Потом второй призрак подал ему глиняную чашку с ароматным мясным отваром; затем предложил какого-то странного вина, которое одновременно гасило пламя и разжигало его, словно нарочно утоляя и пробуждая жажду; затем поэт получил еще мяса, комочек фиг и орехов, облитых медом, еще отвара, на этот раз голубя, и снова крепкого вина, обжигавшего и гасившего жар.
Как долго продолжалось это пиршество и безумие, поэт не знал, потому что звезды двигались не так, как предопределено небом ночи, но как в стремительном танце ускользающей грации.
Он добрался до двора глубокой ночью, идя на ощупь вдоль крепостных стен, пока не увидел горящий факел в железном канделябре, вделанном в массивный камень арки сторожевого портала. Хотя в сумке в него лежали litterae посольства и lettera di salvo condotto, он знал, что больше похож на человека, выброшенного из реки зловонных нечистот. Боясь прикасаться к документам и sicurta, дабы не испачкать их, он попросил стражника принять сначала сумку, чтобы можно было изучить письма, затем принять его, чтобы он мог получить комнату, помыться, побриться, отдохнуть и сменить одежду, чтобы затем, в свете дня, достойно явиться ко двору. Процедура переговоров затруднялась и затягивалась из-за языковых проблем. Во-первых, стражник не знал латыни, на которой были написаны письма. Во-вторых, сам стражник был испанцем, плохо говорившим на местном языке. И наконец, поэт, мало знавший язык Испании и с трудом прочитавший лишь несколько строчек на lingue di si, только теперь понял, что язык Сицилии не столько диалект, сколько самостоятельный язык, причем в высшей степени непонятный. В результате он пробормотал сколько-то путаных слов на латыни, добавил немного итальянских и испанских и даже бросил наугад кое-что на сицилийском, на что стражник ответил скороговоркой по-испански, затем прибег к корявому сицилийскому и завершил отважной попыткой на языке гостя. Все дело решила печать на письме, выглядевшая в высшей степени внушительно, это и тот факт, что поэт был один. Открыть ворота стражника побудила не доброта и не жалость к несчастному, а скорее страх перед возможным наказанием со стороны начальства, если проситель не будет пропущен.

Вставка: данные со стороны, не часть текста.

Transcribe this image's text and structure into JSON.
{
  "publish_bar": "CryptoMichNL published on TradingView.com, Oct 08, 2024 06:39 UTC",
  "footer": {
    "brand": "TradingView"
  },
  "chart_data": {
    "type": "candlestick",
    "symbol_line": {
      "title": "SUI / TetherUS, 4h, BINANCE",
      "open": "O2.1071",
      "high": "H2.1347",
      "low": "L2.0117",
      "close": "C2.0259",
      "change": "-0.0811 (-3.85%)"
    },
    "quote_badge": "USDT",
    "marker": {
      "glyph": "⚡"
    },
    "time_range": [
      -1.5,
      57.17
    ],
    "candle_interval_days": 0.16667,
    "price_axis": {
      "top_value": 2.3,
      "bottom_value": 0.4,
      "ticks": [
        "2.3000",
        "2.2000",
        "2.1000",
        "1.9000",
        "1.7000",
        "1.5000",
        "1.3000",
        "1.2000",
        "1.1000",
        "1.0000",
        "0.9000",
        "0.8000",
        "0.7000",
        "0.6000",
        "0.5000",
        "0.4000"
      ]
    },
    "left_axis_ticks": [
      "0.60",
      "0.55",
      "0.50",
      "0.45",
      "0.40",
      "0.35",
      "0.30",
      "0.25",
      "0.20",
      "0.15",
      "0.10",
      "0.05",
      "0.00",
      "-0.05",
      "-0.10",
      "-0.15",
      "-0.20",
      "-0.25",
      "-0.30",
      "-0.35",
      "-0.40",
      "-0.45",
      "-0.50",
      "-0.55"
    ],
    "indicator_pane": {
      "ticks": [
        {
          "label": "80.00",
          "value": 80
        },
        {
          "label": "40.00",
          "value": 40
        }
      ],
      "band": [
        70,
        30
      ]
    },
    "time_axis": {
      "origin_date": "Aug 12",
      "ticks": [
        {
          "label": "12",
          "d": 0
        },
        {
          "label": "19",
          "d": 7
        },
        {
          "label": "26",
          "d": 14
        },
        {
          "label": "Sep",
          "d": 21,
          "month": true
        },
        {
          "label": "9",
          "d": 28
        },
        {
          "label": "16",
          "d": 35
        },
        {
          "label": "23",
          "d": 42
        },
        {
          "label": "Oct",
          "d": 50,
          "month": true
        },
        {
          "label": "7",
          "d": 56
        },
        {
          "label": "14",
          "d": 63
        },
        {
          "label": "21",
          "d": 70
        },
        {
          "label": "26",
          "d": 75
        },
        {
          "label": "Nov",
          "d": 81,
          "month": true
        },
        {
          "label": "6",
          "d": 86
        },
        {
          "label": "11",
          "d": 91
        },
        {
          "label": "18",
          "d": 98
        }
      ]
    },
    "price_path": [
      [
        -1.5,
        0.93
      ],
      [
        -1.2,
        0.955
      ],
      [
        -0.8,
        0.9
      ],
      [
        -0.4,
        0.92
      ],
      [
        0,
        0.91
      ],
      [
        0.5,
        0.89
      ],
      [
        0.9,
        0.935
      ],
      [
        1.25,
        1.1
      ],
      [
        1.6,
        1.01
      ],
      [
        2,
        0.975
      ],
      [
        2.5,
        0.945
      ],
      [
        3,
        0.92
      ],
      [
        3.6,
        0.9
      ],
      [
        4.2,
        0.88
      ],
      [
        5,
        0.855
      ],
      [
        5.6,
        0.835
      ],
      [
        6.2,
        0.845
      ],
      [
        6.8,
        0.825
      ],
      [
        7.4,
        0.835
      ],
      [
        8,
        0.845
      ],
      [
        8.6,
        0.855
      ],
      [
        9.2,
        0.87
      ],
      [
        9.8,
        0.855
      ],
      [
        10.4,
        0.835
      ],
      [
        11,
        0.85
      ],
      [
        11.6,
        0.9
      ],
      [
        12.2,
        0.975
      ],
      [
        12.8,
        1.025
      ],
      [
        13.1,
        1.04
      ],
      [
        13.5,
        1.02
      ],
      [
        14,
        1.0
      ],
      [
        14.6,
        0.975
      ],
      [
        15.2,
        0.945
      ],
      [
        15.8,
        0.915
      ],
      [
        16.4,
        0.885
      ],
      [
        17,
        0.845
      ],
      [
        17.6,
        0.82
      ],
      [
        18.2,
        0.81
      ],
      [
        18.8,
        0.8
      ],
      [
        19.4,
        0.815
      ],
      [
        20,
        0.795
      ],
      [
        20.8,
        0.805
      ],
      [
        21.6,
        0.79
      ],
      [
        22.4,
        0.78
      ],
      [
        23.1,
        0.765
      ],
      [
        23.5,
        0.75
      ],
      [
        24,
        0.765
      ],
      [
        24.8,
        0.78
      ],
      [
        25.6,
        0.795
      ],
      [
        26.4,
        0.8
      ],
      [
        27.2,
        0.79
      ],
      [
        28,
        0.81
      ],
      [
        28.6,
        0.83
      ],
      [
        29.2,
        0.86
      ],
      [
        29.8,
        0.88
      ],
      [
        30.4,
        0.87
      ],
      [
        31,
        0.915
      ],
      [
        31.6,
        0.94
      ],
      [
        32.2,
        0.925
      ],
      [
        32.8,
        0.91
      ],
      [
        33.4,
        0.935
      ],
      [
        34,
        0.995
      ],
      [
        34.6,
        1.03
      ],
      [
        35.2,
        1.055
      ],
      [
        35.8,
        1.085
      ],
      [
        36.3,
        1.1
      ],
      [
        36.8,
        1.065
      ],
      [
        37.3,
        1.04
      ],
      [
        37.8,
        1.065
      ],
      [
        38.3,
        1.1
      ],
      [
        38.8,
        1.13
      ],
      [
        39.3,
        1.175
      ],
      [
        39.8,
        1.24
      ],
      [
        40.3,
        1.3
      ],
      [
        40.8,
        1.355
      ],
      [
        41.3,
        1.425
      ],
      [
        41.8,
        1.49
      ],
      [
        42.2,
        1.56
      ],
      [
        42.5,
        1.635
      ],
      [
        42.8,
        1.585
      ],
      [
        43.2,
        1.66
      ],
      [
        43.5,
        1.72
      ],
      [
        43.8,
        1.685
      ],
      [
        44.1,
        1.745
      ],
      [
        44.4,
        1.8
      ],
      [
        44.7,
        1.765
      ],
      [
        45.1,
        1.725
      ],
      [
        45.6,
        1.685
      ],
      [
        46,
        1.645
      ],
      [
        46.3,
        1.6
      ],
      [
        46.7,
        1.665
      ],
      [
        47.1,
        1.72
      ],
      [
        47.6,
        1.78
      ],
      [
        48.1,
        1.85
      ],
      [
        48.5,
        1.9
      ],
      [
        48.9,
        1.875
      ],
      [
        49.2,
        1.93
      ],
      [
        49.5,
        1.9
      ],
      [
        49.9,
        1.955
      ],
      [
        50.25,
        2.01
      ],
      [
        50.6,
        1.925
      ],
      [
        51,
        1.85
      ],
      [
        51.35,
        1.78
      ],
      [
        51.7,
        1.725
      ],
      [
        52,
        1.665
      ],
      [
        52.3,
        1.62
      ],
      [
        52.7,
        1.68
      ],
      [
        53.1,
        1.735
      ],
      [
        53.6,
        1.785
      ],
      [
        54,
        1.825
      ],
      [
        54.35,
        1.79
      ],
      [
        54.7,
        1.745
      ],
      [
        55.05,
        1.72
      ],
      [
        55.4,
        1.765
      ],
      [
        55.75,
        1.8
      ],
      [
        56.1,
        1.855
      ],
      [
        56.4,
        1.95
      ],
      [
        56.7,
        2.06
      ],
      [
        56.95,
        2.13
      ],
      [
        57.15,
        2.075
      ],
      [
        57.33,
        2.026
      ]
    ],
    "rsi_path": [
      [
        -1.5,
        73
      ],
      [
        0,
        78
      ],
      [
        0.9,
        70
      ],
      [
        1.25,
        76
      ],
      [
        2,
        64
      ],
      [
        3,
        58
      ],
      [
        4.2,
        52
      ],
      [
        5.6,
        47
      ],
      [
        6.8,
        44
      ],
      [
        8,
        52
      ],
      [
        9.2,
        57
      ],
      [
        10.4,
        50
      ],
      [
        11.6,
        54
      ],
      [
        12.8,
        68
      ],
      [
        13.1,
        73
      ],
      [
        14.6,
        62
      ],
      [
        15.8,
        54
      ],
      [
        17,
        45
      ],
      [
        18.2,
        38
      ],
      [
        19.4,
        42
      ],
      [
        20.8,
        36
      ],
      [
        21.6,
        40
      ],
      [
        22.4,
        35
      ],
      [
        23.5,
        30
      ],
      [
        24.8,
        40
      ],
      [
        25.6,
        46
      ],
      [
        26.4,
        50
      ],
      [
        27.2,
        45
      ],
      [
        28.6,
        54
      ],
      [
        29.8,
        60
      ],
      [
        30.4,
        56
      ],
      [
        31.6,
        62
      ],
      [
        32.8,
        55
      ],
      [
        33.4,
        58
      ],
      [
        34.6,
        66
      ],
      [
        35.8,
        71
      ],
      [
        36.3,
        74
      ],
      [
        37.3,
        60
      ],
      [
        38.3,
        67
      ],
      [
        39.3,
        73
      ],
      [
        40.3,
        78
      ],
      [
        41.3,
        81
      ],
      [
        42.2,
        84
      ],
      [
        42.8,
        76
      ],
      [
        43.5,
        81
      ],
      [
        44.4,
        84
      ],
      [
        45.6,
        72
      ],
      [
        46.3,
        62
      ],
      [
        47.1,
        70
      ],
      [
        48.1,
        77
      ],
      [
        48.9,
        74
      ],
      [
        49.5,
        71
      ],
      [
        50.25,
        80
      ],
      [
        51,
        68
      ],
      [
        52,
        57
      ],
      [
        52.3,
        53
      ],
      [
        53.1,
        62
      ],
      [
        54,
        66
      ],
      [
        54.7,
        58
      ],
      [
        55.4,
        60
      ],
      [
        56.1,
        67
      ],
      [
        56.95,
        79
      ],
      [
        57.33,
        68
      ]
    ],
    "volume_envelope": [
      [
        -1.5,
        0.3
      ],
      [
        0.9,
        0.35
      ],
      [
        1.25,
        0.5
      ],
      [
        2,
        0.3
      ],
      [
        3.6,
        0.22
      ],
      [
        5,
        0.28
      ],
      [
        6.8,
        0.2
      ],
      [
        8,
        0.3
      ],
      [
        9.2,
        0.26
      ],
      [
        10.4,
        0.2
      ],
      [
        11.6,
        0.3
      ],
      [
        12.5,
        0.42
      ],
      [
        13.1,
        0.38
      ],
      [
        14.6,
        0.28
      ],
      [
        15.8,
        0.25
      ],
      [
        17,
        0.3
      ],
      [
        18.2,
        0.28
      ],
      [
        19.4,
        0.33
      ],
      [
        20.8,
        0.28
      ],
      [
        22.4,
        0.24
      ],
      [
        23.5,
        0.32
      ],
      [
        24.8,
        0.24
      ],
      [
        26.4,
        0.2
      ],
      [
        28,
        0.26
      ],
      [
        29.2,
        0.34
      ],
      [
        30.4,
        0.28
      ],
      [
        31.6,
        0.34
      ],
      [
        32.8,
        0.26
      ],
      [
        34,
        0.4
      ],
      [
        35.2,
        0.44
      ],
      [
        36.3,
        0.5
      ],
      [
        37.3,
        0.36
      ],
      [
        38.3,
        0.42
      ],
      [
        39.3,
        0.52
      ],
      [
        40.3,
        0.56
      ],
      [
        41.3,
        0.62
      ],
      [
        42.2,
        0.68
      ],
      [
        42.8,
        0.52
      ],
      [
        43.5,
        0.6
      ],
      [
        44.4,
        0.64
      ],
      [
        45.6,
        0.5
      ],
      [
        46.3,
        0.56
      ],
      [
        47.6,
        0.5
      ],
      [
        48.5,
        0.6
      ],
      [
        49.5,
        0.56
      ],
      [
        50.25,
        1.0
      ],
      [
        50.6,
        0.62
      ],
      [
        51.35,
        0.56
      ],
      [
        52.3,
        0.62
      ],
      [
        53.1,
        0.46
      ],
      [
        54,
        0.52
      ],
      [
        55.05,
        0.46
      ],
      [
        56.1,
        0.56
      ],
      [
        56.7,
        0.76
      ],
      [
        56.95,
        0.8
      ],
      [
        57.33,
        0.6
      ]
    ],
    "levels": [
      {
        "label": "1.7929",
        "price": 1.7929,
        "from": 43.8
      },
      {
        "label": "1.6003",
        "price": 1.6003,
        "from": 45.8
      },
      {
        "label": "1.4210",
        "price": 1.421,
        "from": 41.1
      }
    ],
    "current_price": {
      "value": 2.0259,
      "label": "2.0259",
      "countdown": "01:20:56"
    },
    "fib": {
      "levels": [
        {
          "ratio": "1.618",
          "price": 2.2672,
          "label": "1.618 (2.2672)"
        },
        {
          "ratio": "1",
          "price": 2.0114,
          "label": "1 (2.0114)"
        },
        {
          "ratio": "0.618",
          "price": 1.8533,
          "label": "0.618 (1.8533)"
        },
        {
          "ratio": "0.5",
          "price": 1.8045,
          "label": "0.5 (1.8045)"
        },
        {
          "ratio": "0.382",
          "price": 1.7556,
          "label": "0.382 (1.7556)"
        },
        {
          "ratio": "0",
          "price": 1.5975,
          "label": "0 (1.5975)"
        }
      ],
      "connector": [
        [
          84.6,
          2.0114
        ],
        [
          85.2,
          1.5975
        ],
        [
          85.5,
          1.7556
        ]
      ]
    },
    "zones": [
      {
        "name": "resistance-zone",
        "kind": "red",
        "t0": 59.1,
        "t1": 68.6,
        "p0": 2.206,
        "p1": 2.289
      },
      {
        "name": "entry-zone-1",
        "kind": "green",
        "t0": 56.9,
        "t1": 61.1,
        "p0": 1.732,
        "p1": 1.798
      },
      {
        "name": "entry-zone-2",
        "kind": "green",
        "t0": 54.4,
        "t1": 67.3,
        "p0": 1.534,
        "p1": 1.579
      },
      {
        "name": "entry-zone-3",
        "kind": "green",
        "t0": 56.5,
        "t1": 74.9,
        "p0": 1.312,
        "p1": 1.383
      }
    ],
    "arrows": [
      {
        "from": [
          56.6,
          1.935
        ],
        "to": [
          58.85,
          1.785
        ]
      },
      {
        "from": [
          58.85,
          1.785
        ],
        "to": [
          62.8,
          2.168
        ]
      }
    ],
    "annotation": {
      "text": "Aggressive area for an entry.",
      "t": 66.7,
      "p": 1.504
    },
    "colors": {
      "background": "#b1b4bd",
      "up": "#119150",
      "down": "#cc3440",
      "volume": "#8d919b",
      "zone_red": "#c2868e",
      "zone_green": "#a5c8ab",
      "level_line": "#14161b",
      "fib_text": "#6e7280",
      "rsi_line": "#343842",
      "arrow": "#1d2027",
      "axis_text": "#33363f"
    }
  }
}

Так или иначе, тяжелые железные ворота открылись перед замершей тощей тенью.
Deus abscondita. Бог, сокрытый от человека. Я нашел его.
Поэту дали лодку, чтобы переправиться на остров.
Огонь башен порта Трапани исчез за его спиной во мраке ночи.
Море странным образом затихло и замолкло, когда громоздкие тени островов с арабскими названиями Рахиб и Газират аль-йа-Бисах выросли перед ним и ушли.
Когда лодка, обойдя мыс, взяла курс на древний остров, носивший старое арабское название Газират Малитимах, поэт почувствовал себя одним из проклятых, и сам остров, возникший в мерцании полумесяца, имел вид острова проклятых или мертвых, или того хуже.